A Case of Overlapping Clinical Features of Idiopathic Granulomatous Mastitis, Hidradenitis Suppurativa, and Pyoderma Gangrenosum Successfully Treated with Adalimumab

A 36-year-old woman with a 6-month history of painful unilateral mammary nodules and abscesses was initially treated by gynecologists under the diagnosis of idiopathic granulomatous mastitis (IGM). IGM is an entity that has not been described in classical dermatological textbooks and is considered a rare inflammatory breast disease assumingly associated with trauma, infection, or autoimmune system manifestations. In this patient, the lesions were refractory to conventional treatment of IGM comprising of surgical incisions, systemic antibiotics, dexamethasone, and methotrexate. At the initial visit to the dermatology department, a working diagnosis of localized hidradenitis suppurativa (HS) of breast was established, and treatment with systemic doxycycline was initiated.
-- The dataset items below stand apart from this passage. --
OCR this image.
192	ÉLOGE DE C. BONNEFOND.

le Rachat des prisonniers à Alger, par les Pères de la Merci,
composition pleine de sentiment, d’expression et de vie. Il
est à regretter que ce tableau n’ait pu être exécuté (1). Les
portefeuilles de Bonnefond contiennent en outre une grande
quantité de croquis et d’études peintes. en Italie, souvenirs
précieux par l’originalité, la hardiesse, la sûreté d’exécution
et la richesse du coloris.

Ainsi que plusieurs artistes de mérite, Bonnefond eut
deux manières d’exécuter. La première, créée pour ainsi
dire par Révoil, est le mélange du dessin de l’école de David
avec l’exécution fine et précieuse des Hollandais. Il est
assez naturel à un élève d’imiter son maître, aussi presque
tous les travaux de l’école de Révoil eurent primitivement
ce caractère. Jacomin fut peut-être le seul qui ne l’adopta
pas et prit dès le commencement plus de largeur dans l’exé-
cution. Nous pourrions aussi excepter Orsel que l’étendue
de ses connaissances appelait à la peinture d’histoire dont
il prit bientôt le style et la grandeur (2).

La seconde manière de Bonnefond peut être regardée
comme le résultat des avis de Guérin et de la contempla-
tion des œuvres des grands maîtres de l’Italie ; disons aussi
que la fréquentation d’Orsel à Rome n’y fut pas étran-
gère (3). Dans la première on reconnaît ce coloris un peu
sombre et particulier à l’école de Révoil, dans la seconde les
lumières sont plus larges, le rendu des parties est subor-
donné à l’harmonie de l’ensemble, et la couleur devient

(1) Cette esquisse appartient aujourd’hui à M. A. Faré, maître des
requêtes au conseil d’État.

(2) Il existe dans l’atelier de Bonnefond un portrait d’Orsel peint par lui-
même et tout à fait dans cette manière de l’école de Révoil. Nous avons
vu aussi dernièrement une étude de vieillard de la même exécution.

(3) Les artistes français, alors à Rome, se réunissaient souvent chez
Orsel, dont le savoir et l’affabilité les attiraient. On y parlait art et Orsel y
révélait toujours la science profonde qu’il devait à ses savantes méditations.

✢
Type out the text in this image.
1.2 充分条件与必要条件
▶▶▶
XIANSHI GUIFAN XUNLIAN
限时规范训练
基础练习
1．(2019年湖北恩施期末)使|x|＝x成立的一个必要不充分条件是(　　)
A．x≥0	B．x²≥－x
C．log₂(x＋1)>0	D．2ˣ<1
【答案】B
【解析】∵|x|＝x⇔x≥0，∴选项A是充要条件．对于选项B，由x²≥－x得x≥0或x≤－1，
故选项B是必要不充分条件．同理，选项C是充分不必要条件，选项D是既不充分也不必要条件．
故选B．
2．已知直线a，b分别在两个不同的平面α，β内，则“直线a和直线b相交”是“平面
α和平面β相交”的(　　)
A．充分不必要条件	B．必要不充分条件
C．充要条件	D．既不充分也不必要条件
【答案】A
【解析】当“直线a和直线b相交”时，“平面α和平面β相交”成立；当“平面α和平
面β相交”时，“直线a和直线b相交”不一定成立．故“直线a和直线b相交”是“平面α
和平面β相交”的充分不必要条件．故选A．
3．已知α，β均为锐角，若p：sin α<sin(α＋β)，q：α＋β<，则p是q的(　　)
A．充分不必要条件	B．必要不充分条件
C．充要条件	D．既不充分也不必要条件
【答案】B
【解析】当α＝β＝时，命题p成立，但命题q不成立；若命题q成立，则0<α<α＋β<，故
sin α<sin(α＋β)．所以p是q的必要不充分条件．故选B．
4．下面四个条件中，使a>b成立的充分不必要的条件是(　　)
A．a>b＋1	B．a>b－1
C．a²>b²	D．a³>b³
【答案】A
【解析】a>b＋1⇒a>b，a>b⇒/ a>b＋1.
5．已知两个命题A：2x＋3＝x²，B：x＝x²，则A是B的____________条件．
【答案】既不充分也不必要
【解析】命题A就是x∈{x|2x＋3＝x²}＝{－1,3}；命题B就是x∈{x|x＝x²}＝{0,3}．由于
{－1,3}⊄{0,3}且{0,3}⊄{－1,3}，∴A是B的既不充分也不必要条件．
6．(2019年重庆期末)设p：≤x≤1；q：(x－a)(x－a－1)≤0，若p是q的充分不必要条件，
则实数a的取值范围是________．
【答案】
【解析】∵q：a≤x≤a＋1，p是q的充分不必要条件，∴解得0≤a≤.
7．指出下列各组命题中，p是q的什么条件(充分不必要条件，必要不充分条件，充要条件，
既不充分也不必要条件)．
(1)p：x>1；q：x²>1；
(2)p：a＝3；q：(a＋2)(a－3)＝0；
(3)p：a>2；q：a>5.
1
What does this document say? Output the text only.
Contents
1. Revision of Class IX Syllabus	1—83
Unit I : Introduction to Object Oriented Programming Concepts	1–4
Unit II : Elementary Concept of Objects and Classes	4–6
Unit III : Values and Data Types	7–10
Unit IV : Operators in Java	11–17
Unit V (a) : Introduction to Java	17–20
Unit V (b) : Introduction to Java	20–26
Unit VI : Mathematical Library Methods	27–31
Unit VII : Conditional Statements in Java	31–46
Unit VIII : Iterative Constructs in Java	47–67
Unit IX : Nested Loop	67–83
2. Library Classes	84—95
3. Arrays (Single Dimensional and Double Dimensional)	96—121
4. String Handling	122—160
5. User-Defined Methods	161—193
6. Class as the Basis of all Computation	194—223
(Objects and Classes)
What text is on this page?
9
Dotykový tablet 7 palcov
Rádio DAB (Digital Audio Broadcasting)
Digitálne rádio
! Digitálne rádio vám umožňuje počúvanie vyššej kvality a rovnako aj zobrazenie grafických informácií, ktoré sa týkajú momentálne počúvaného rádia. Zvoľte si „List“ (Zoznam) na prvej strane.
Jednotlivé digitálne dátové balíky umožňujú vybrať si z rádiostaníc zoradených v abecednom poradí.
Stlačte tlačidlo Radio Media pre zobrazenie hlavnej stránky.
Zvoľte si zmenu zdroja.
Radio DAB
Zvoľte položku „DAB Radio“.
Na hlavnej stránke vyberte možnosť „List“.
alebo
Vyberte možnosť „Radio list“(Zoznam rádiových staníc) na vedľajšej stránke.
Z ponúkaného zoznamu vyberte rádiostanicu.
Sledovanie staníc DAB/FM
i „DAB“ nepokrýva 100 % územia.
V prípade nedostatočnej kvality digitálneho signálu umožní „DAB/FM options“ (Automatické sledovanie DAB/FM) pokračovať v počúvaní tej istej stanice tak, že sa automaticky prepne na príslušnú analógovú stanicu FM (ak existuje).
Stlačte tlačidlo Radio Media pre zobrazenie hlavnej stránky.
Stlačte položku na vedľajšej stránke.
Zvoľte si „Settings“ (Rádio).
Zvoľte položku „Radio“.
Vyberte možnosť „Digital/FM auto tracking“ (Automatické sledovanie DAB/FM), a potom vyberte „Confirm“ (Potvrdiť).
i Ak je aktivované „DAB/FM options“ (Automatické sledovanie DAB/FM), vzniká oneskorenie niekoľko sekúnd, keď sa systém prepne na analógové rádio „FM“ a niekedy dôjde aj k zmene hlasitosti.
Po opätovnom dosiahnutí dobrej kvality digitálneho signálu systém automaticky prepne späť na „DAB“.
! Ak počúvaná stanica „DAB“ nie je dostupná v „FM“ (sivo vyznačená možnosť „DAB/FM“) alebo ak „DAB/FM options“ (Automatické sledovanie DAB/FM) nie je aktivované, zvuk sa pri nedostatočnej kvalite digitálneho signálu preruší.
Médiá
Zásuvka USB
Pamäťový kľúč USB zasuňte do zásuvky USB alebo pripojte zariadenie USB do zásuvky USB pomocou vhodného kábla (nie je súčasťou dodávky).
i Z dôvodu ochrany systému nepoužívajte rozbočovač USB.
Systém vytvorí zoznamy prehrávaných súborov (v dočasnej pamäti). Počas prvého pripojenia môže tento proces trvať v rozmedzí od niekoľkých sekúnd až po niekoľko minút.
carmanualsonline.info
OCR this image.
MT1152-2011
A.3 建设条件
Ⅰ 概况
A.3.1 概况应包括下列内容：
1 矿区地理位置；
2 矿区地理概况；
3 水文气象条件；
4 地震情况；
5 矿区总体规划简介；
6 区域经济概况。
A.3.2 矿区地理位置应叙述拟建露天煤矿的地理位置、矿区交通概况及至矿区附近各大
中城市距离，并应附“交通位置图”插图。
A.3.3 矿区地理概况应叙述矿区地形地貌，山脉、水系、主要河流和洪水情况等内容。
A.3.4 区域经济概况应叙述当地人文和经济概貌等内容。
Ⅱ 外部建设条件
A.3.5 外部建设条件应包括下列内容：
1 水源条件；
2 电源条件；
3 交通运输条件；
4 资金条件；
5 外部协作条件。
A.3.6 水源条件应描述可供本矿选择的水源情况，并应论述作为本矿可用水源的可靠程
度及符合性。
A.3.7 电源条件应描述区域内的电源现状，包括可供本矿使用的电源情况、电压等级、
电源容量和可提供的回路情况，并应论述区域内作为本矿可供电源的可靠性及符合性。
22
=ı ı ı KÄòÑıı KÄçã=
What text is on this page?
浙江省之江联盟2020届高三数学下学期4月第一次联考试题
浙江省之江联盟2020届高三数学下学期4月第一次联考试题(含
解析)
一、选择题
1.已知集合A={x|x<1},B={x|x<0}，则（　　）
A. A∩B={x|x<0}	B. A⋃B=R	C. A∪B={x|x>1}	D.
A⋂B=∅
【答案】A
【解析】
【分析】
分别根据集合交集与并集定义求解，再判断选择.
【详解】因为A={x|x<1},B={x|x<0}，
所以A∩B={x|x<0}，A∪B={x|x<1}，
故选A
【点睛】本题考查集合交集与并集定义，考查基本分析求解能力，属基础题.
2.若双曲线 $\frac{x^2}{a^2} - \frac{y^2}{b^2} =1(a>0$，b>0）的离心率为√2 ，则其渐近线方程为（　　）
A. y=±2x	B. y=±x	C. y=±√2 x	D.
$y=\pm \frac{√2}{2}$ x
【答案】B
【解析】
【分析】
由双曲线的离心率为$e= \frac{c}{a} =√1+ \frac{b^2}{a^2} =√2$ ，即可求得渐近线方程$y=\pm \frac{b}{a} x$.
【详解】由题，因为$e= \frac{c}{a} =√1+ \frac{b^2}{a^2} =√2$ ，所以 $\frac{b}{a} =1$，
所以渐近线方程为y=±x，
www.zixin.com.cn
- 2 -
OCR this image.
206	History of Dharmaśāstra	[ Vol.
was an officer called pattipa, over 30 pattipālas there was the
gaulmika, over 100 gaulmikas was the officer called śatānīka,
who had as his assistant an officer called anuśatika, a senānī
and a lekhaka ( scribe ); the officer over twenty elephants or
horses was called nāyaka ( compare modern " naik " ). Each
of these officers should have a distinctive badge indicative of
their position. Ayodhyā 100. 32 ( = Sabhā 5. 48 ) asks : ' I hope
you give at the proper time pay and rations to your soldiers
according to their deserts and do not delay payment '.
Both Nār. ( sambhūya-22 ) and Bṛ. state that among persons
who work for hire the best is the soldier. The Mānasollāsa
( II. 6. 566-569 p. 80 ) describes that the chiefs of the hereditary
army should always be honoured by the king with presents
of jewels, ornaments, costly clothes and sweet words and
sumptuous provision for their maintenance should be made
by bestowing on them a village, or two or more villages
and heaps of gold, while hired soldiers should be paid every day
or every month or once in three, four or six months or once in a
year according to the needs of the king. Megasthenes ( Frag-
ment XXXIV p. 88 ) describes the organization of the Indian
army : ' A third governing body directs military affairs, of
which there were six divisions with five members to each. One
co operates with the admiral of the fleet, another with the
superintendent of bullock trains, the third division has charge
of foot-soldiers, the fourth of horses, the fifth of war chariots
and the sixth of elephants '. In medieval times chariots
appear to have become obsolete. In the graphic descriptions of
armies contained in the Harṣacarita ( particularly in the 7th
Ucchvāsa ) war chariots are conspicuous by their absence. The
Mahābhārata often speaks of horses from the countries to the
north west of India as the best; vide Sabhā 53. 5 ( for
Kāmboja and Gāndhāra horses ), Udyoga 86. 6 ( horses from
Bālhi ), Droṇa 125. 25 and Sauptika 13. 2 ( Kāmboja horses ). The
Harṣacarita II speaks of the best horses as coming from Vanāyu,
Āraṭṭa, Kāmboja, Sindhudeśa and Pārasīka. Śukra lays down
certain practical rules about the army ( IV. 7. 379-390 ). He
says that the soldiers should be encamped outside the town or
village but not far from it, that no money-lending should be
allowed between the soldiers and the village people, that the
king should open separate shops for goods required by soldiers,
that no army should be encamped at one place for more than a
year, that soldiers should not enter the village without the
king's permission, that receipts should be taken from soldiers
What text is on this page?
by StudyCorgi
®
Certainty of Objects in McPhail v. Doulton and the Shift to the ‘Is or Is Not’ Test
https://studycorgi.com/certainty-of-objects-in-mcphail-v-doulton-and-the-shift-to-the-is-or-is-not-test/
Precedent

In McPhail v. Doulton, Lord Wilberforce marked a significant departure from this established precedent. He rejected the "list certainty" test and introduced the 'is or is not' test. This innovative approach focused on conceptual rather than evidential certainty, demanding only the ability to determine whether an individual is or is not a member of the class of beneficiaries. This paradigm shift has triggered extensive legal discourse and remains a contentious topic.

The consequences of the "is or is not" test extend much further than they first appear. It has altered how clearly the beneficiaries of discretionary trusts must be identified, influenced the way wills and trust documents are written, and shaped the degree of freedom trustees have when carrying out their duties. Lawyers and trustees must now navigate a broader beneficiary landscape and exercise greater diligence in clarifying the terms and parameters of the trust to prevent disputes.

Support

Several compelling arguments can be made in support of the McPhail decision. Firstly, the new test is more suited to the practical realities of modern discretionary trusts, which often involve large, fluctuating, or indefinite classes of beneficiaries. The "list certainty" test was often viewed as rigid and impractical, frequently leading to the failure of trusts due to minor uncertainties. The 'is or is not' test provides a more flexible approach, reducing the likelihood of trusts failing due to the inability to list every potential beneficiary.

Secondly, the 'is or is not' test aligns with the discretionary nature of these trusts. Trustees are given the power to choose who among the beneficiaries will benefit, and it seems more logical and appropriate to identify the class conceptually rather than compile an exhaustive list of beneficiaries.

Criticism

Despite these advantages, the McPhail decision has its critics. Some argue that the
After the diagnostic incisional biopsy, the inflamed nodule deteriorated into a painful ulceration, implying a pathergy phenomenon. Histopathological features were consistent with the granulomatous type of pyoderma gangrenosum (PG). Treatment with systemic methylprednisolone and mycophenolate mofetil was unsuccessful. Subsequently, the patient developed nodules in the inguinal and axillary areas, typical for HS. Finally, adalimumab treatment resulted in the complete resolution of all lesions without relapse even after the biologic therapy was discontinued. Although in this case, IGM was not confirmed histopathologically, we noted several etiopathological and therapeutic similarities between IGM, PG, and HS and summarized them in a unique table. Further observations are needed to ascertain the potential associations among the three entities.